Мы с Джо Робертсом засиделись далеко за полночь в моей комнате, где не было радио, пили баночное пиво, курили сигареты, глупо и натянуто шутили, а через пару дней премьер-министр Англии спешно вылетел на встречу с Гитлером и заключил в Мюнхене очаровательный альянс, в котором отказывался ото всего, что могло бы привести к войне, и вернулся в Англию. Он приземлился в Кройдоне[316], спотыкаясь, сошел с трапа самолета и сказал: «На наш век – мир»[317].
Я был очень угнетен. Я совершенно не собирался копаться в грязном и запутанном клубке политических интересов, составлявших подоплеку этой ситуации. К этому времени я оставил политику, как дело безнадежное. Я не хотел иметь какое-то мнение о движении и расстановке сил, каждая из которых в той или иной степени лукава и порочна, а пытаться выявить, сколько правды и справедливости в их крикливых и фальшивых требованиях, – занятие слишком утомительное и ненадежное.

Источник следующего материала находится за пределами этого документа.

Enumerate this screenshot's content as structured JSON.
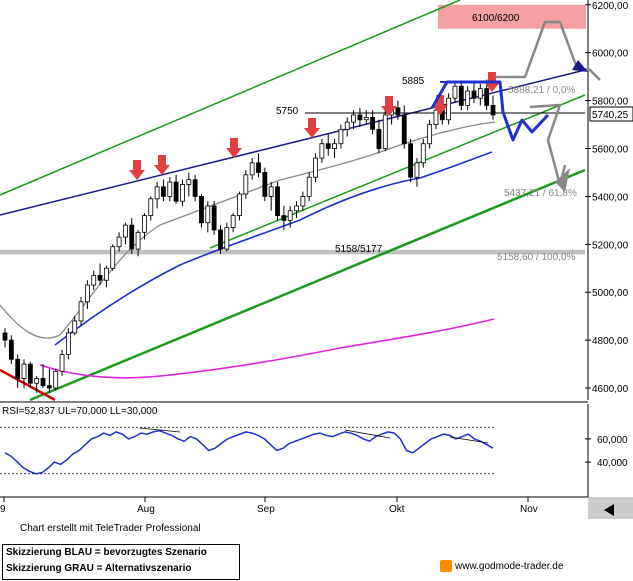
{
  "chart_data": [
    {
      "type": "line",
      "description_kind": "candlestick-price-chart",
      "x_ticks": [
        "9",
        "Aug",
        "Sep",
        "Okt",
        "Nov"
      ],
      "y_ticks": [
        "6200,00",
        "6000,00",
        "5800,00",
        "5600,00",
        "5400,00",
        "5200,00",
        "5000,00",
        "4800,00",
        "4600,00"
      ],
      "ylim": [
        4550,
        6220
      ],
      "last_price_label": "5740,25",
      "zones": [
        {
          "label": "6100/6200",
          "from": 6100,
          "to": 6200,
          "color": "#f08080"
        },
        {
          "label": "5158/5177",
          "from": 5158,
          "to": 5177,
          "color": "#c0c0c0"
        }
      ],
      "level_labels": [
        {
          "label": "5885",
          "value": 5885
        },
        {
          "label": "5750",
          "value": 5750
        }
      ],
      "fib_labels": [
        {
          "label": "5888,21 / 0,0%",
          "value": 5888.21
        },
        {
          "label": "5437,21 / 61,8%",
          "value": 5437.21
        },
        {
          "label": "5158,60 / 100,0%",
          "value": 5158.6
        }
      ],
      "moving_averages": [
        {
          "name": "grey",
          "color": "#888888"
        },
        {
          "name": "blue",
          "color": "#1f2fd0"
        },
        {
          "name": "magenta",
          "color": "#e020e0"
        }
      ],
      "candles": [
        {
          "o": 4830,
          "h": 4850,
          "l": 4770,
          "c": 4800
        },
        {
          "o": 4800,
          "h": 4820,
          "l": 4700,
          "c": 4720
        },
        {
          "o": 4720,
          "h": 4740,
          "l": 4600,
          "c": 4640
        },
        {
          "o": 4640,
          "h": 4720,
          "l": 4600,
          "c": 4700
        },
        {
          "o": 4700,
          "h": 4710,
          "l": 4600,
          "c": 4620
        },
        {
          "o": 4620,
          "h": 4650,
          "l": 4580,
          "c": 4640
        },
        {
          "o": 4640,
          "h": 4700,
          "l": 4600,
          "c": 4610
        },
        {
          "o": 4610,
          "h": 4680,
          "l": 4580,
          "c": 4600
        },
        {
          "o": 4600,
          "h": 4680,
          "l": 4590,
          "c": 4670
        },
        {
          "o": 4670,
          "h": 4760,
          "l": 4650,
          "c": 4740
        },
        {
          "o": 4740,
          "h": 4850,
          "l": 4720,
          "c": 4830
        },
        {
          "o": 4830,
          "h": 4900,
          "l": 4820,
          "c": 4880
        },
        {
          "o": 4880,
          "h": 4980,
          "l": 4860,
          "c": 4960
        },
        {
          "o": 4960,
          "h": 5050,
          "l": 4930,
          "c": 5030
        },
        {
          "o": 5030,
          "h": 5090,
          "l": 5010,
          "c": 5070
        },
        {
          "o": 5070,
          "h": 5120,
          "l": 5030,
          "c": 5050
        },
        {
          "o": 5050,
          "h": 5110,
          "l": 5020,
          "c": 5100
        },
        {
          "o": 5100,
          "h": 5200,
          "l": 5090,
          "c": 5190
        },
        {
          "o": 5190,
          "h": 5250,
          "l": 5170,
          "c": 5230
        },
        {
          "o": 5230,
          "h": 5290,
          "l": 5200,
          "c": 5280
        },
        {
          "o": 5280,
          "h": 5310,
          "l": 5160,
          "c": 5180
        },
        {
          "o": 5180,
          "h": 5260,
          "l": 5150,
          "c": 5250
        },
        {
          "o": 5250,
          "h": 5330,
          "l": 5220,
          "c": 5320
        },
        {
          "o": 5320,
          "h": 5400,
          "l": 5300,
          "c": 5390
        },
        {
          "o": 5390,
          "h": 5460,
          "l": 5350,
          "c": 5440
        },
        {
          "o": 5440,
          "h": 5470,
          "l": 5380,
          "c": 5400
        },
        {
          "o": 5400,
          "h": 5480,
          "l": 5380,
          "c": 5460
        },
        {
          "o": 5460,
          "h": 5490,
          "l": 5370,
          "c": 5380
        },
        {
          "o": 5380,
          "h": 5470,
          "l": 5360,
          "c": 5450
        },
        {
          "o": 5450,
          "h": 5500,
          "l": 5400,
          "c": 5470
        },
        {
          "o": 5470,
          "h": 5490,
          "l": 5380,
          "c": 5400
        },
        {
          "o": 5400,
          "h": 5410,
          "l": 5270,
          "c": 5290
        },
        {
          "o": 5290,
          "h": 5380,
          "l": 5250,
          "c": 5360
        },
        {
          "o": 5360,
          "h": 5380,
          "l": 5240,
          "c": 5260
        },
        {
          "o": 5260,
          "h": 5280,
          "l": 5160,
          "c": 5180
        },
        {
          "o": 5180,
          "h": 5290,
          "l": 5170,
          "c": 5270
        },
        {
          "o": 5270,
          "h": 5330,
          "l": 5250,
          "c": 5320
        },
        {
          "o": 5320,
          "h": 5420,
          "l": 5300,
          "c": 5410
        },
        {
          "o": 5410,
          "h": 5510,
          "l": 5390,
          "c": 5490
        },
        {
          "o": 5490,
          "h": 5560,
          "l": 5470,
          "c": 5540
        },
        {
          "o": 5540,
          "h": 5580,
          "l": 5480,
          "c": 5500
        },
        {
          "o": 5500,
          "h": 5520,
          "l": 5380,
          "c": 5400
        },
        {
          "o": 5400,
          "h": 5460,
          "l": 5340,
          "c": 5440
        },
        {
          "o": 5440,
          "h": 5460,
          "l": 5300,
          "c": 5320
        },
        {
          "o": 5320,
          "h": 5360,
          "l": 5260,
          "c": 5300
        },
        {
          "o": 5300,
          "h": 5360,
          "l": 5270,
          "c": 5340
        },
        {
          "o": 5340,
          "h": 5380,
          "l": 5310,
          "c": 5360
        },
        {
          "o": 5360,
          "h": 5420,
          "l": 5340,
          "c": 5400
        },
        {
          "o": 5400,
          "h": 5500,
          "l": 5380,
          "c": 5480
        },
        {
          "o": 5480,
          "h": 5580,
          "l": 5460,
          "c": 5560
        },
        {
          "o": 5560,
          "h": 5640,
          "l": 5540,
          "c": 5620
        },
        {
          "o": 5620,
          "h": 5660,
          "l": 5570,
          "c": 5600
        },
        {
          "o": 5600,
          "h": 5640,
          "l": 5560,
          "c": 5620
        },
        {
          "o": 5620,
          "h": 5700,
          "l": 5600,
          "c": 5680
        },
        {
          "o": 5680,
          "h": 5730,
          "l": 5650,
          "c": 5710
        },
        {
          "o": 5710,
          "h": 5760,
          "l": 5680,
          "c": 5740
        },
        {
          "o": 5740,
          "h": 5770,
          "l": 5690,
          "c": 5720
        },
        {
          "o": 5720,
          "h": 5760,
          "l": 5700,
          "c": 5730
        },
        {
          "o": 5730,
          "h": 5760,
          "l": 5660,
          "c": 5680
        },
        {
          "o": 5680,
          "h": 5720,
          "l": 5580,
          "c": 5600
        },
        {
          "o": 5600,
          "h": 5760,
          "l": 5590,
          "c": 5740
        },
        {
          "o": 5740,
          "h": 5790,
          "l": 5700,
          "c": 5770
        },
        {
          "o": 5770,
          "h": 5800,
          "l": 5720,
          "c": 5740
        },
        {
          "o": 5740,
          "h": 5780,
          "l": 5600,
          "c": 5620
        },
        {
          "o": 5620,
          "h": 5640,
          "l": 5460,
          "c": 5480
        },
        {
          "o": 5480,
          "h": 5560,
          "l": 5440,
          "c": 5540
        },
        {
          "o": 5540,
          "h": 5640,
          "l": 5520,
          "c": 5620
        },
        {
          "o": 5620,
          "h": 5720,
          "l": 5600,
          "c": 5700
        },
        {
          "o": 5700,
          "h": 5780,
          "l": 5680,
          "c": 5760
        },
        {
          "o": 5760,
          "h": 5800,
          "l": 5700,
          "c": 5720
        },
        {
          "o": 5720,
          "h": 5830,
          "l": 5700,
          "c": 5810
        },
        {
          "o": 5810,
          "h": 5880,
          "l": 5790,
          "c": 5860
        },
        {
          "o": 5860,
          "h": 5880,
          "l": 5760,
          "c": 5780
        },
        {
          "o": 5780,
          "h": 5860,
          "l": 5760,
          "c": 5840
        },
        {
          "o": 5840,
          "h": 5880,
          "l": 5790,
          "c": 5810
        },
        {
          "o": 5810,
          "h": 5870,
          "l": 5780,
          "c": 5850
        },
        {
          "o": 5850,
          "h": 5888,
          "l": 5760,
          "c": 5780
        },
        {
          "o": 5780,
          "h": 5820,
          "l": 5720,
          "c": 5740
        }
      ]
    },
    {
      "type": "line",
      "title": "RSI=52,837 UL=70,000 LL=30,000",
      "y_ticks": [
        "60,000",
        "40,000"
      ],
      "ylim": [
        10,
        90
      ],
      "upper_level": 70,
      "lower_level": 30,
      "series": [
        {
          "values": [
            48,
            45,
            40,
            35,
            32,
            30,
            31,
            35,
            40,
            38,
            42,
            47,
            50,
            55,
            60,
            62,
            65,
            63,
            66,
            64,
            60,
            62,
            65,
            64,
            66,
            67,
            65,
            63,
            60,
            58,
            62,
            60,
            55,
            50,
            52,
            56,
            60,
            62,
            64,
            66,
            65,
            63,
            60,
            55,
            50,
            52,
            56,
            58,
            60,
            62,
            64,
            65,
            63,
            62,
            64,
            66,
            65,
            63,
            60,
            58,
            62,
            64,
            66,
            65,
            60,
            50,
            48,
            52,
            56,
            60,
            62,
            64,
            63,
            60,
            62,
            64,
            60,
            58,
            55,
            52
          ]
        }
      ]
    }
  ],
  "footer": {
    "credit": "Chart erstellt mit TeleTrader Professional",
    "legend_blue": "Skizzierung BLAU = bevorzugtes Szenario",
    "legend_grey": "Skizzierung GRAU = Alternativszenario",
    "website": "www.godmode-trader.de"
  },
  "colors": {
    "trend_green": "#1a9a1a",
    "trend_navy": "#1a1a8a",
    "scenario_blue": "#1f2fd0",
    "scenario_grey": "#888888",
    "arrow_red": "#e04040",
    "downtrend_red": "#d00000"
  }
}
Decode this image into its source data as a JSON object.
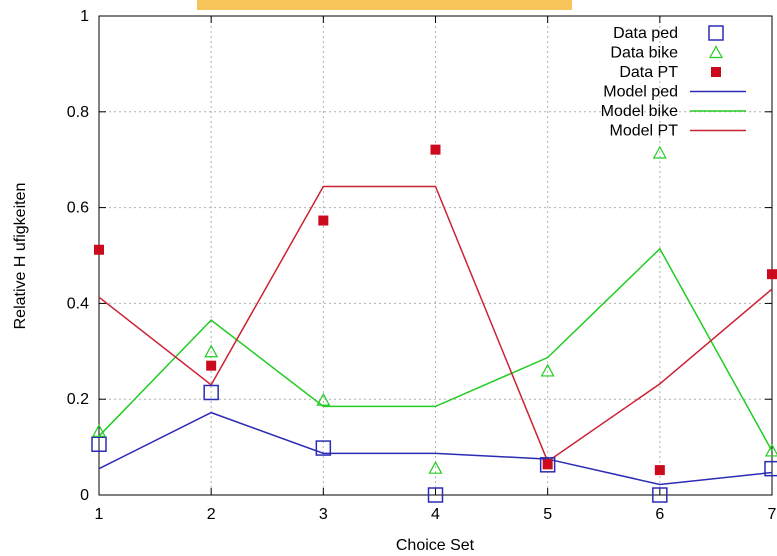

Я видел мир, в котором каждый утверждал, что ненавидит войну, и в котором все мы неслись к войне с такой головокружительной скоростью, что тошнота подступала к горлу. Все внутренние противоречия общества, в котором я жил, предельно обострились. Дальше отсрочивать его распад не получится. Чем все это кончится? Будущее в те дни было темно, словно мы пришли к глухой стене в конце тупика. Никто не знал, выйдет ли кто-нибудь из него живым. Кому будет хуже всего, гражданским или солдатам? В большинстве стран воздушная война и все эти превосходные новые бомбы сводили на нет различия в их судьбах.
О себе я знал, что ненавижу войну, все, что к ней ведет и что стоит за ней. Но я видел, что теперь мои предпочтения, убеждения или недоверие не значат решительно ничего во внешнем, политическом строе жизни. Я всего лишь человек, а человек больше не принимается в расчет. Я был ничто в этом мире, за исключением разве скорой перспективы стать строчкой в списке призывников. Мне выдадут кусочек металла с номером, и я повешу его на шею, чтобы облегчить бюрократические проволочки, когда придет срок распорядиться моими останками, что будет последним всплеском умственной деятельности, связанным с моей исчезнувшей личностью.
Все это настолько не поддавалось осмыслению, что мой ум, как и умы почти всех, кто оказался в сходном положении, просто не мог с этим справиться и переключился на повседневную жизнь.
Мне нужно было закончить диплом и много прочесть. Я подумывал подготовить статью о Крэшо, которую мог бы послать Т. С. Элиоту для «Критериона»[318]. Я еще не знал, что «Критерион» выпустил свой последний номер, что Элиот в ответ на то же, что повергло меня в депрессию, свернул свой журнал.
Дни шли, и радиоприемники вернулись к своей разноголосице, снова забормотали каждый на свой лад, чтобы больше не обращаться к зловещему сплоченному тону до начала следующего года. Сентябрь, кажется, уже перевалил за середину.